Sometimes we like things that we know are problematic. Sometimes it takes us a while to realize many of the problematic aspects of things we like. And sometimes we aren’t sure how to engage with that aspect of things we like. For a number of years, I’ve been promising myself to expiate the problematic aspects of one of my favorite comfort-reads by dong a detailed examination and dissecting what it is about it that appeals to me, and what parts of it make me wince and why. So for the foreseeable future, my Wednesday blog is going to be a detailed, chapter-by-chapter critique and celebration of Frances Hodgson Burnett’s novel A Little Princess.
It’s a story with some really delightful themes: I love the way the entire world of the story centers around female characters, and the way the protagonist is shown to struggle to follow her better impulses, and the overall symbolic structure of how the protagonist earns her happy ending. And it’s a story with some seriously problematic shit: like orientalism and colonialism, and some peculiar gaps in its critique of class, and a rather nauseating equation of being fat with lower intelligence, and some plot holes you could drive a coach-and-four through.
And yet I come back to this story again and again. Back when I was in grad school and avoiding fiction that made me work too hard (because my academic reading sucked up all my reading energy), I’d do a Little Princess re-read any time I needed a pick-me-up. When I started having massive problems with insomnia and discovered that running audiobooks was the best mitigation I could find, the Librivox.org recording of A Little Princess read by Karen Savage went into heavy rotation (with its only flaw being that it doesn’t run quite long enough to cover the whole night). So rather than simply calling it my “guilty pleasure” (a term I hate), I decided to do penance by acknowledging the flaws while explaining why I keep coming back.
This first installment is going to be a bit of background, and then I’m going to begin working through the book chronologically (though I’ll be bouncing around when discussing themes and plot-holes). Spoilers will abound, but dammit the book was published over a hundred years ago. Statute of limitations and all that.

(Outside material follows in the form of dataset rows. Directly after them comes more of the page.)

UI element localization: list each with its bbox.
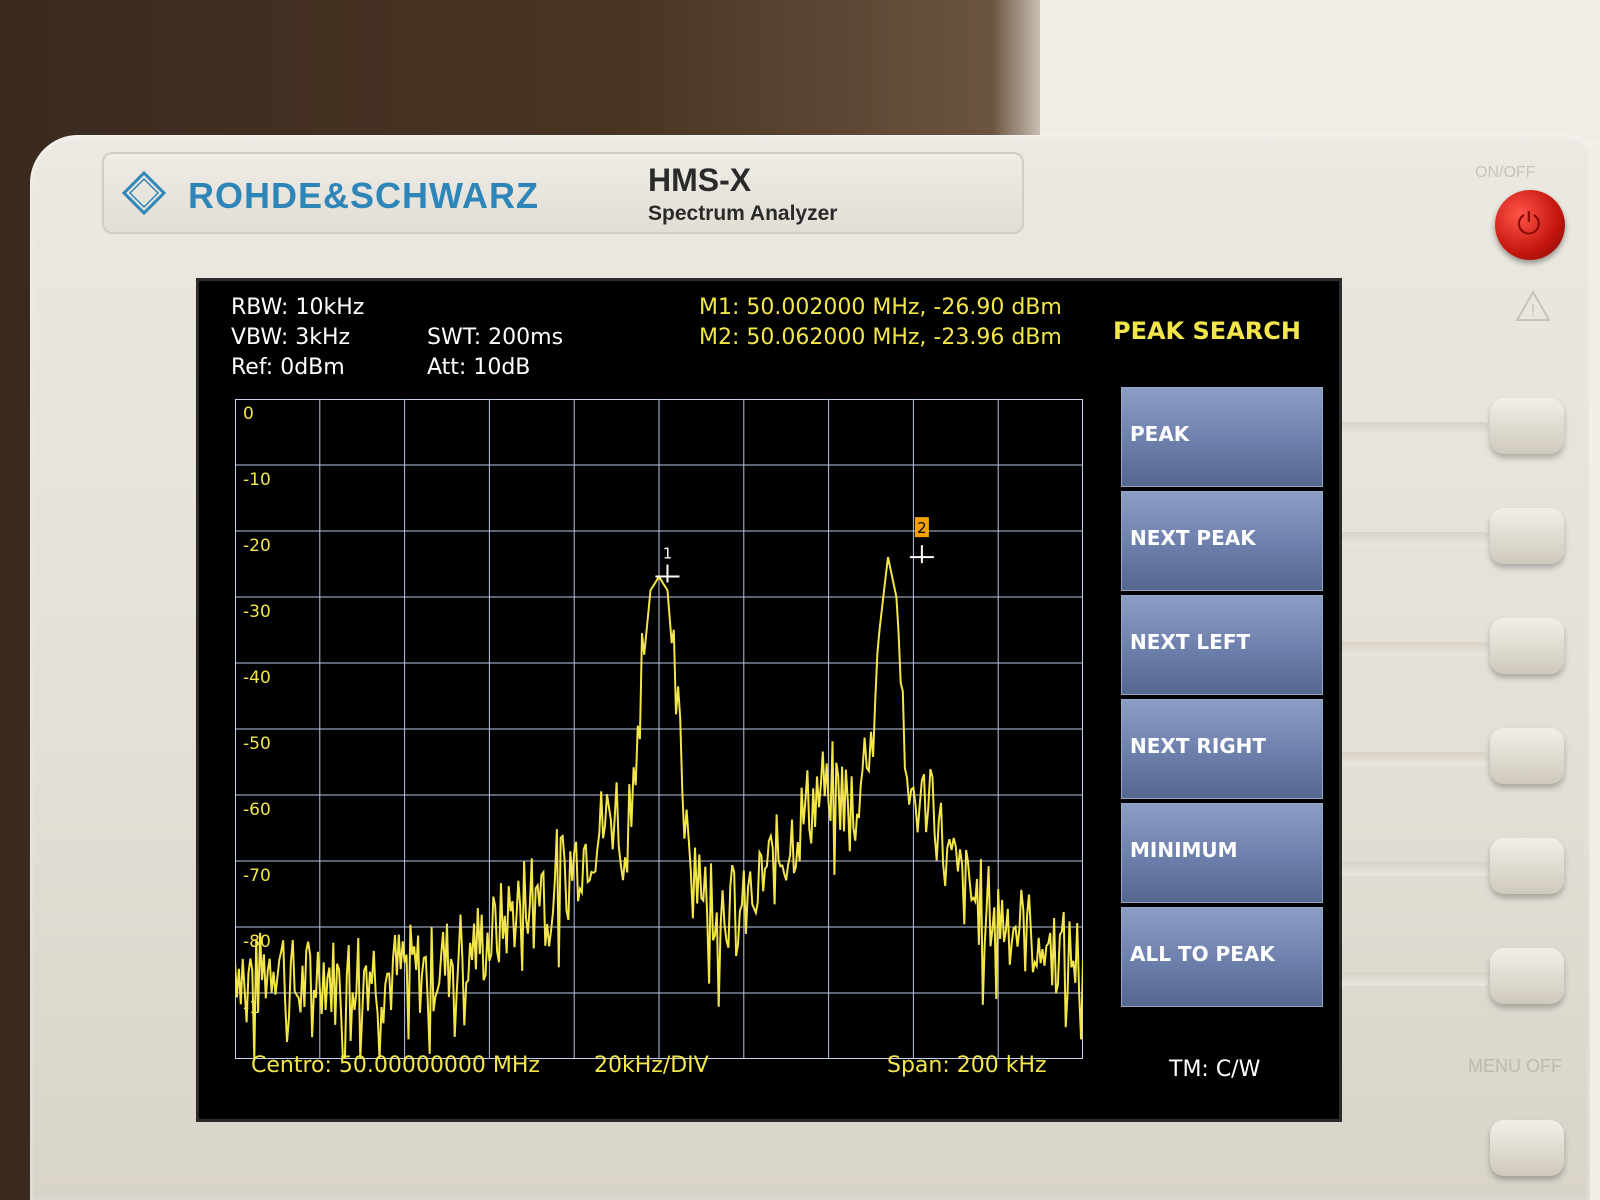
y-tick-label: -20 [243,536,271,556]
menu-title: PEAK SEARCH [1113,317,1301,345]
softkey-label: NEXT RIGHT [1130,734,1267,758]
hardware-key-2[interactable] [1490,508,1564,564]
y-tick-label: -30 [243,602,271,622]
span-readout: Span: 200 kHz [887,1053,1047,1078]
trace-mode-readout: TM: C/W [1169,1057,1261,1082]
menu-off-label: MENU OFF [1468,1056,1562,1076]
softkey-label: NEXT PEAK [1130,526,1256,550]
spectrum-plot: 0-10-20-30-40-50-60-70-80-1 12 [235,399,1083,1059]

The Wikipedia entry on the novel gives some interesting background, including that it was an expansion of a previous, much less detailed novella, and may have been inspired by an unfinished fragment by Charlotte Brontë. Burnett was a prolific writer of both children’s and adult fiction, though she is best known now for the former. In addition to A Little Princess, the works people are most likely to have heard of include The Secret Garden and Little Lord Fauntleroy, all of which have a continuing theme of children who have lost their parents (although in the case of LLF, the loss of his mother is temporary), are massively displaced from their original place of residence, and eventually are beneficiaries of wealthy and privileged men with some indirect family connection to them.
One suspects a certain amount of authorial wish-fulfillment, given that Burnett’s father died when she was very young, and her family moved from England to the USA in impoverished circumstances when she was a teenager (she began writing to help support her family). She never relied on a wealthy benefactor, however, and even though her husband became a physician early in their marriage, she was the primary breadwinner of the family, enabling them to enjoy international travel and rather lavish socializing.
The basic plot of A Little Princess involves the riches-to-rags-to-riches story of motherless Sara Crewe, who is sent from a life of colonial privilege in India to boarding school in London and, after establishing her place in the schoolgirl pecking order, loses everything when her father simultaneously loses his fortune and his life. Sara is demoted from “princess” to scullery maid at the school and struggles to maintain a positive approach to life until, as a reward for her inherent virtue, she is discovered by her late father’s business partner who restores her fortunes and whisks her away to a life of comfort and affection.